In plant breeding, manipulation of a single gene typically results in changes to several phenotypic traits; for example, overexpression of H+-ATPase results in enhanced light-induced stomatal opening, photosynthesis, and plant growth in Arabidopsis38. Engineering plants to carry favorable traits such as those that promote disease resistance, hardiness, and yield quality can also result in the manifestation of unwanted characteristics such as excessive height, late heading and maturity, hardened glumes, and increased threshing difficulty39. Thus, the improvement of a single trait requires examination of the genetic relationships between the target trait and other phenotypic traits prior to gene manipulation. Taking the first internode length as an example, this trait previously showed a positive correlation with lodging resistance and kernel weight40,41. We identified four QTLs for this trait in the present study, all of which showed insignificant effects on plant height, especially those traits associated with the environment-independent locus within Xbarc117-Xgwm129 on 5A. Introgression of segments containing the W7984 allele in common wheat might lengthen the uppermost internode but has no effect on plant height.
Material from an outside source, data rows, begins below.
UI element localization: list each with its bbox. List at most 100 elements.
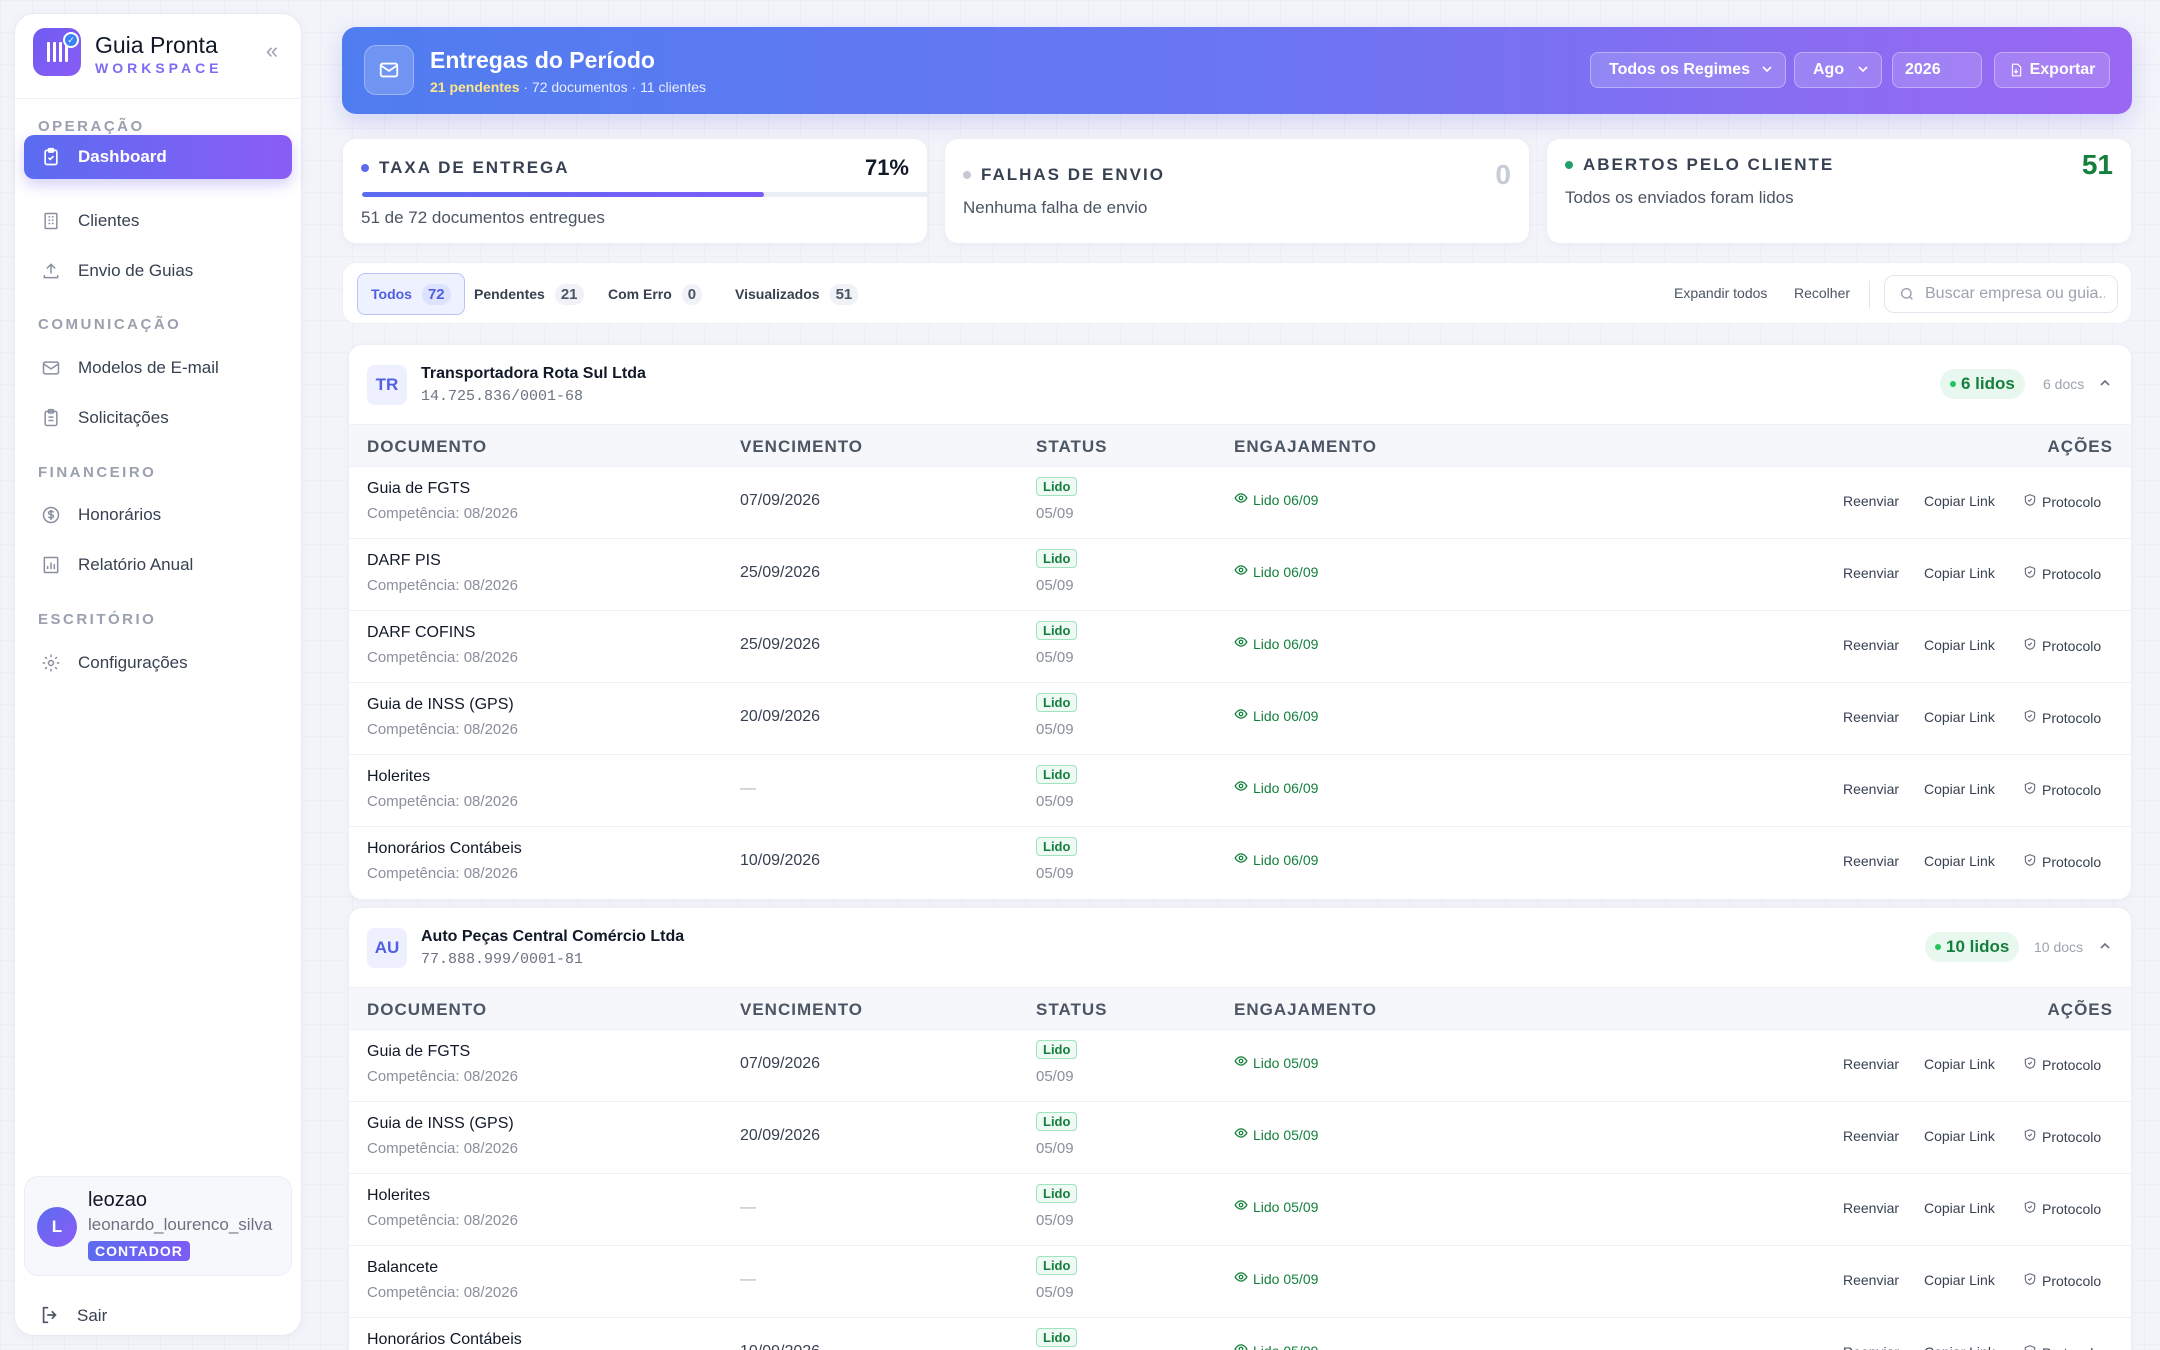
resend-button[interactable]: Reenviar: [1843, 853, 1900, 869]
search-input[interactable]: [1925, 285, 2105, 303]
resend-button[interactable]: Reenviar: [1843, 637, 1900, 653]
sidebar-item-envio-de-guias[interactable]: Envio de Guias: [24, 249, 292, 293]
stat-value: 51: [2081, 149, 2113, 180]
document-name: Honorários Contábeis: [367, 840, 522, 857]
report-icon: [40, 554, 62, 576]
status-dot: [1565, 161, 1573, 169]
resend-button[interactable]: Reenviar: [1843, 1344, 1899, 1350]
tab-com-erro[interactable]: Com Erro 0: [595, 273, 715, 315]
user-card[interactable]: L leozao leonardo_lourenco_silva CONTADO…: [24, 1176, 292, 1276]
protocol-button[interactable]: Protocolo: [2023, 1272, 2101, 1289]
section-label-operacao: OPERAÇÃO: [38, 118, 145, 135]
protocol-button[interactable]: Protocolo: [2023, 637, 2101, 654]
sidebar-item-configuracoes[interactable]: Configurações: [24, 641, 292, 685]
copy-link-button[interactable]: Copiar Link: [1924, 1344, 1995, 1350]
protocol-button[interactable]: Protocolo: [2023, 1128, 2101, 1145]
sidebar-item-label: Envio de Guias: [78, 261, 194, 280]
tab-pendentes[interactable]: Pendentes 21: [461, 273, 597, 315]
stat-desc: Todos os enviados foram lidos: [1565, 188, 1794, 207]
resend-button[interactable]: Reenviar: [1843, 1056, 1900, 1072]
year-input[interactable]: 2026: [1892, 52, 1982, 88]
stat-desc: 51 de 72 documentos entregues: [361, 208, 605, 227]
engagement-label: Lido 05/09: [1253, 1054, 1319, 1071]
search-box[interactable]: [1884, 275, 2118, 313]
read-count-badge: 10 lidos: [1925, 932, 2020, 962]
copy-link-button[interactable]: Copiar Link: [1924, 709, 1995, 725]
divider: [1869, 281, 1870, 309]
page-summary: · 72 documentos · 11 clientes: [519, 79, 706, 95]
month-select[interactable]: Ago: [1794, 52, 1882, 88]
protocol-button[interactable]: Protocolo: [2023, 1056, 2101, 1073]
protocol-label: Protocolo: [2042, 1272, 2102, 1289]
engagement-label: Lido 06/09: [1253, 851, 1319, 868]
sidebar-item-relatorio-anual[interactable]: Relatório Anual: [24, 543, 292, 587]
stat-label: ABERTOS PELO CLIENTE: [1565, 155, 1834, 175]
eye-icon: [1234, 1054, 1248, 1071]
tab-count: 51: [829, 283, 859, 305]
chevron-up-icon[interactable]: [2097, 938, 2113, 954]
sidebar-item-dashboard[interactable]: Dashboard: [24, 135, 292, 179]
tab-label: Visualizados: [735, 286, 820, 302]
sidebar-item-modelos-de-email[interactable]: Modelos de E-mail: [24, 346, 292, 390]
tab-todos[interactable]: Todos 72: [357, 273, 465, 315]
resend-button[interactable]: Reenviar: [1843, 709, 1900, 725]
sidebar-item-clientes[interactable]: Clientes: [24, 199, 292, 243]
document-name: Holerites: [367, 768, 431, 785]
copy-link-button[interactable]: Copiar Link: [1924, 1200, 1995, 1216]
protocol-button[interactable]: Protocolo: [2023, 1200, 2101, 1217]
document-name: DARF PIS: [367, 552, 441, 569]
client-header[interactable]: TR Transportadora Rota Sul Ltda 14.725.8…: [349, 345, 2131, 425]
resend-button[interactable]: Reenviar: [1843, 1272, 1900, 1288]
protocol-label: Protocolo: [2042, 493, 2102, 510]
protocol-button[interactable]: Protocolo: [2023, 709, 2101, 726]
sidebar-item-solicitacoes[interactable]: Solicitações: [24, 396, 292, 440]
resend-button[interactable]: Reenviar: [1843, 493, 1900, 509]
stat-value: 0: [1495, 159, 1511, 190]
shield-check-icon: [2023, 1200, 2037, 1217]
copy-link-button[interactable]: Copiar Link: [1924, 781, 1995, 797]
resend-button[interactable]: Reenviar: [1843, 565, 1900, 581]
copy-link-button[interactable]: Copiar Link: [1924, 637, 1995, 653]
sidebar-item-honorarios[interactable]: Honorários: [24, 493, 292, 537]
status-date: 05/09: [1036, 865, 1074, 882]
engagement-status: Lido 06/09: [1234, 851, 1318, 868]
resend-button[interactable]: Reenviar: [1843, 1128, 1900, 1144]
brand-subtitle: WORKSPACE: [95, 60, 223, 76]
resend-button[interactable]: Reenviar: [1843, 781, 1900, 797]
copy-link-button[interactable]: Copiar Link: [1924, 1056, 1995, 1072]
expand-all-button[interactable]: Expandir todos: [1674, 285, 1768, 301]
chevron-up-icon[interactable]: [2097, 375, 2113, 391]
clipboard-list-icon: [40, 407, 62, 429]
tab-count: 72: [421, 283, 451, 305]
copy-link-button[interactable]: Copiar Link: [1924, 1128, 1995, 1144]
tab-visualizados[interactable]: Visualizados 51: [722, 273, 871, 315]
copy-link-button[interactable]: Copiar Link: [1924, 853, 1995, 869]
client-header[interactable]: AU Auto Peças Central Comércio Ltda 77.8…: [349, 908, 2131, 988]
engagement-status: Lido 05/09: [1234, 1126, 1318, 1143]
protocol-button[interactable]: Protocolo: [2023, 565, 2101, 582]
avatar: L: [37, 1207, 77, 1247]
logout-button[interactable]: Sair: [39, 1304, 107, 1328]
regime-select[interactable]: Todos os Regimes: [1590, 52, 1786, 88]
resend-button[interactable]: Reenviar: [1843, 1200, 1900, 1216]
copy-link-button[interactable]: Copiar Link: [1924, 1272, 1995, 1288]
collapse-all-button[interactable]: Recolher: [1794, 285, 1851, 301]
export-button[interactable]: Exportar: [1994, 52, 2110, 88]
engagement-label: Lido 05/09: [1253, 1343, 1318, 1350]
copy-link-button[interactable]: Copiar Link: [1924, 493, 1995, 509]
file-export-icon: [2011, 63, 2021, 77]
barcode-check-icon: ✓: [33, 28, 81, 76]
double-chevron-left-icon[interactable]: «: [265, 38, 279, 63]
brand[interactable]: ✓ Guia Pronta WORKSPACE «: [33, 28, 285, 78]
protocol-button[interactable]: Protocolo: [2023, 781, 2101, 798]
stat-label-text: TAXA DE ENTREGA: [379, 158, 570, 177]
protocol-button[interactable]: Protocolo: [2023, 1344, 2101, 1350]
protocol-button[interactable]: Protocolo: [2023, 853, 2101, 870]
due-date: —: [740, 1271, 756, 1288]
status-date: 05/09: [1036, 505, 1074, 522]
engagement-status: Lido 05/09: [1234, 1054, 1318, 1071]
shield-check-icon: [2023, 1272, 2037, 1289]
copy-link-button[interactable]: Copiar Link: [1924, 565, 1995, 581]
due-date: 25/09/2026: [740, 636, 821, 653]
protocol-button[interactable]: Protocolo: [2023, 493, 2101, 510]
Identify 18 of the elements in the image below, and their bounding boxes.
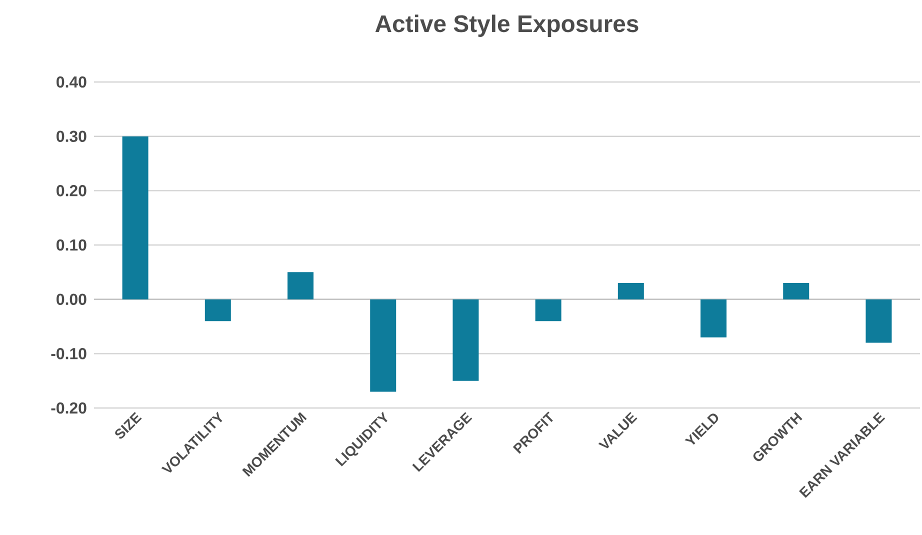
bar [535,299,562,322]
bar [866,299,892,343]
chart-title: Active Style Exposures [375,14,638,37]
bar [370,299,396,392]
bar [618,283,644,300]
y-tick-label: 0.10 [56,239,86,251]
y-tick-label: 0.40 [56,76,86,88]
y-tick-label: -0.20 [51,402,86,414]
y-tick-label: 0.20 [56,185,86,196]
bar [288,272,314,300]
bar [700,299,727,338]
bar [122,136,148,300]
y-tick-label: 0.00 [56,294,86,305]
bar [452,299,479,381]
y-tick-label: 0.30 [56,130,86,142]
bar [783,283,810,300]
bar [204,299,231,322]
y-tick-label: -0.10 [51,348,86,360]
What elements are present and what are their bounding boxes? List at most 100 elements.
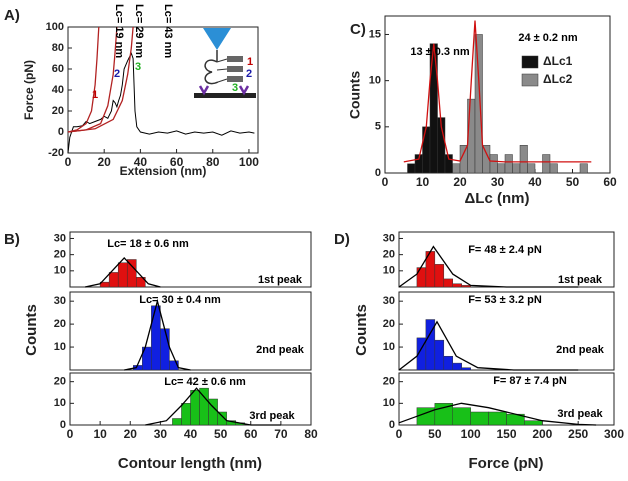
y-tick-label: 10 [54, 341, 66, 353]
x-axis-label: Extension (nm) [120, 164, 207, 178]
histogram-bar [497, 163, 506, 174]
panel-label: C) [350, 21, 366, 38]
y-tick-label: 30 [383, 295, 395, 307]
data-line [67, 26, 118, 133]
annotation: 3 [232, 82, 238, 94]
annotation: Lc= 18 ± 0.6 nm [107, 238, 189, 250]
data-line [67, 26, 134, 133]
histogram-bar [452, 283, 462, 288]
x-tick-label: 0 [382, 175, 389, 189]
histogram-bar [443, 278, 453, 288]
plot-frame [69, 231, 312, 288]
annotation: Lc= 29 nm [133, 4, 145, 58]
histogram-bar [519, 145, 528, 174]
histogram-bar [181, 403, 191, 426]
y-tick-label: 0 [375, 167, 381, 179]
x-tick-label: 40 [134, 155, 148, 169]
histogram-bar [470, 411, 489, 426]
histogram-bar [444, 154, 453, 174]
legend-swatch [521, 55, 539, 69]
x-tick-label: 40 [184, 427, 198, 441]
y-tick-label: 20 [383, 318, 395, 330]
histogram-bar [172, 418, 182, 426]
x-tick-label: 20 [124, 427, 138, 441]
x-tick-label: 300 [604, 427, 624, 441]
x-tick-label: 250 [568, 427, 588, 441]
y-tick-label: 20 [54, 318, 66, 330]
histogram-bar [579, 163, 588, 174]
annotation: Lc= 30 ± 0.4 nm [139, 294, 221, 306]
annotation: 13 ± 0.3 nm [410, 46, 469, 58]
y-tick-label: 30 [383, 232, 395, 244]
y-tick-label: 10 [369, 75, 381, 87]
y-tick-label: -20 [48, 147, 64, 159]
x-tick-label: 60 [603, 175, 617, 189]
legend-swatch [521, 73, 539, 87]
fit-curve [403, 20, 592, 163]
histogram-bar [151, 305, 161, 371]
y-tick-label: 0 [389, 419, 395, 431]
y-tick-label: 0 [60, 419, 66, 431]
x-tick-label: 0 [396, 427, 403, 441]
annotation: 3 [135, 61, 141, 73]
x-tick-label: 60 [170, 155, 184, 169]
annotation: 1st peak [258, 274, 303, 286]
annotation: Lc= 19 nm [113, 4, 125, 58]
y-tick-label: 10 [54, 265, 66, 277]
y-tick-label: 10 [54, 397, 66, 409]
x-tick-label: 50 [428, 427, 442, 441]
x-tick-label: 30 [154, 427, 168, 441]
legend-label: ΔLc2 [543, 72, 573, 86]
histogram-bar [504, 154, 513, 174]
inset-cartoon [194, 28, 256, 98]
y-tick-label: 10 [383, 265, 395, 277]
y-axis-label: Force (pN) [22, 60, 36, 120]
annotation: Lc= 42 ± 0.6 nm [164, 376, 246, 388]
histogram-bar [217, 411, 227, 426]
histogram-bar [169, 360, 179, 371]
histogram-bar [542, 154, 551, 174]
histogram-bar [434, 264, 445, 288]
histogram-bar [452, 407, 471, 426]
panel-label: D) [334, 231, 350, 248]
x-tick-label: 70 [274, 427, 288, 441]
annotation: 24 ± 0.2 nm [518, 32, 577, 44]
fit-curve [124, 298, 191, 371]
y-axis-label: Counts [347, 71, 363, 119]
annotation: F= 48 ± 2.4 pN [468, 244, 542, 256]
y-tick-label: 20 [54, 376, 66, 388]
histogram-bar [416, 267, 427, 288]
y-tick-label: 40 [52, 84, 64, 96]
histogram-bar [461, 285, 471, 288]
histogram-bar [474, 34, 483, 174]
y-axis-label: Counts [353, 304, 370, 356]
x-tick-label: 60 [244, 427, 258, 441]
histogram-bar [443, 355, 453, 371]
annotation: Lc= 43 nm [162, 4, 174, 58]
histogram-bar [407, 163, 416, 174]
histogram-bar [434, 339, 445, 371]
x-tick-label: 80 [304, 427, 318, 441]
annotation: F= 53 ± 3.2 pN [468, 294, 542, 306]
x-tick-label: 10 [416, 175, 430, 189]
x-tick-label: 150 [496, 427, 516, 441]
y-tick-label: 20 [54, 249, 66, 261]
histogram-bar [488, 411, 507, 426]
histogram-bar [524, 420, 543, 426]
x-axis-label: Force (pN) [469, 455, 544, 472]
legend-label: ΔLc1 [543, 54, 573, 68]
annotation: 1 [247, 56, 253, 68]
fit-curve [398, 245, 579, 288]
x-tick-label: 20 [453, 175, 467, 189]
y-tick-label: 30 [54, 295, 66, 307]
x-tick-label: 40 [528, 175, 542, 189]
x-tick-label: 20 [98, 155, 112, 169]
x-tick-label: 200 [532, 427, 552, 441]
x-tick-label: 50 [566, 175, 580, 189]
data-line [67, 26, 100, 133]
x-tick-label: 50 [214, 427, 228, 441]
y-tick-label: 5 [375, 121, 381, 133]
y-axis-label: Counts [23, 304, 40, 356]
fit-curve [84, 256, 161, 288]
annotation: 3rd peak [557, 408, 603, 420]
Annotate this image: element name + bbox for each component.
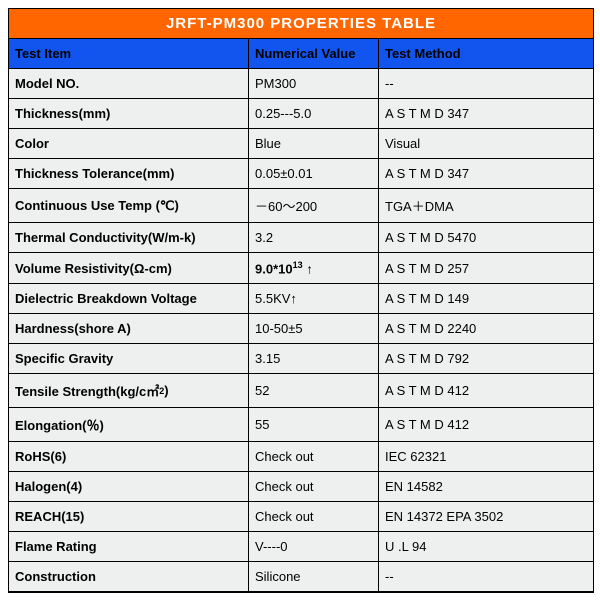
cell-numerical-value: PM300 <box>249 69 379 99</box>
cell-numerical-value: V----0 <box>249 532 379 562</box>
cell-test-method: A S T M D 412 <box>379 408 593 442</box>
cell-test-item: Color <box>9 129 249 159</box>
table-row: Elongation(％)55A S T M D 412 <box>9 408 593 442</box>
cell-test-item: Dielectric Breakdown Voltage <box>9 284 249 314</box>
table-row: ConstructionSilicone-- <box>9 562 593 592</box>
cell-test-item: Hardness(shore A) <box>9 314 249 344</box>
cell-numerical-value: 0.25---5.0 <box>249 99 379 129</box>
cell-test-method: A S T M D 257 <box>379 253 593 284</box>
table-row: Flame RatingV----0U .L 94 <box>9 532 593 562</box>
cell-test-item: Halogen(4) <box>9 472 249 502</box>
cell-numerical-value: 9.0*1013 ↑ <box>249 253 379 284</box>
cell-test-item: REACH(15) <box>9 502 249 532</box>
table-row: REACH(15)Check outEN 14372 EPA 3502 <box>9 502 593 532</box>
cell-test-method: TGA＋DMA <box>379 189 593 223</box>
cell-test-item: RoHS(6) <box>9 442 249 472</box>
cell-test-method: EN 14582 <box>379 472 593 502</box>
table-row: Hardness(shore A)10-50±5A S T M D 2240 <box>9 314 593 344</box>
cell-test-item: Flame Rating <box>9 532 249 562</box>
cell-test-item: Model NO. <box>9 69 249 99</box>
table-row: Specific Gravity3.15A S T M D 792 <box>9 344 593 374</box>
table-row: Thickness(mm)0.25---5.0A S T M D 347 <box>9 99 593 129</box>
properties-table: JRFT-PM300 PROPERTIES TABLE Test Item Nu… <box>8 8 594 593</box>
table-row: Dielectric Breakdown Voltage5.5KV↑A S T … <box>9 284 593 314</box>
table-row: Model NO.PM300-- <box>9 69 593 99</box>
cell-numerical-value: Check out <box>249 442 379 472</box>
cell-test-method: -- <box>379 562 593 592</box>
table-row: Halogen(4)Check outEN 14582 <box>9 472 593 502</box>
table-row: Thickness Tolerance(mm)0.05±0.01A S T M … <box>9 159 593 189</box>
cell-test-method: Visual <box>379 129 593 159</box>
cell-numerical-value: 3.2 <box>249 223 379 253</box>
cell-test-method: A S T M D 2240 <box>379 314 593 344</box>
table-body: Model NO.PM300--Thickness(mm)0.25---5.0A… <box>9 69 593 592</box>
cell-test-method: EN 14372 EPA 3502 <box>379 502 593 532</box>
table-header-row: Test Item Numerical Value Test Method <box>9 39 593 69</box>
table-title: JRFT-PM300 PROPERTIES TABLE <box>9 9 593 39</box>
table-row: Thermal Conductivity(W/m-k)3.2A S T M D … <box>9 223 593 253</box>
cell-test-item: Thickness(mm) <box>9 99 249 129</box>
cell-numerical-value: 5.5KV↑ <box>249 284 379 314</box>
cell-test-item: Continuous Use Temp (℃) <box>9 189 249 223</box>
cell-numerical-value: －60～200 <box>249 189 379 223</box>
cell-numerical-value: Silicone <box>249 562 379 592</box>
cell-test-item: Tensile Strength(kg/c㎡2) <box>9 374 249 408</box>
header-test-item: Test Item <box>9 39 249 69</box>
header-test-method: Test Method <box>379 39 593 69</box>
table-row: Continuous Use Temp (℃)－60～200TGA＋DMA <box>9 189 593 223</box>
cell-numerical-value: 10-50±5 <box>249 314 379 344</box>
cell-numerical-value: Check out <box>249 472 379 502</box>
cell-test-item: Elongation(％) <box>9 408 249 442</box>
cell-numerical-value: Check out <box>249 502 379 532</box>
table-row: ColorBlueVisual <box>9 129 593 159</box>
cell-test-method: A S T M D 412 <box>379 374 593 408</box>
cell-test-method: A S T M D 5470 <box>379 223 593 253</box>
cell-test-method: A S T M D 149 <box>379 284 593 314</box>
table-row: RoHS(6)Check outIEC 62321 <box>9 442 593 472</box>
table-row: Volume Resistivity(Ω-cm)9.0*1013 ↑A S T … <box>9 253 593 284</box>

In classic genetic analysis, verification of gene-trait relationships need to be confirmed by fine mapping, map-based cloning, and transgenic analysis42, each step of which is laborious and time consuming. Improved annotation rates/quality of wheat genome reference assemblies will facilitate easier identification of orthologous genes of genes of known function among syntenic regions, and QTLs identified in model genomes can then be sought in crop genomes for potential inclusion in plant breeding strategies43,44. Moreover, the expression levels of candidate genes and/or enzyme activity and metabolite concentrations can also be used as phenotypic traits. Conditional analysis therefore provides a platform for the construction of pathway networks to bridge the gap between genes and traits of interest.

Conclusions

In this study, we detected 4 normal QTLs and 312 conditional QTLs for plant height. In 40 QTL clusters, the genetic region of Xbcd1970-Xbcd262 on chromosome 2D carried the most QTLs, with 6 normal QTLs and 39 conditional QTLs. The combination of normal and conditional QTL mapping analyses suggested that the length of the 3rd, 4th, and 5th internodes from the top had a high genetic association with plant height, whereas all photosynthesis traits showed a weaker association.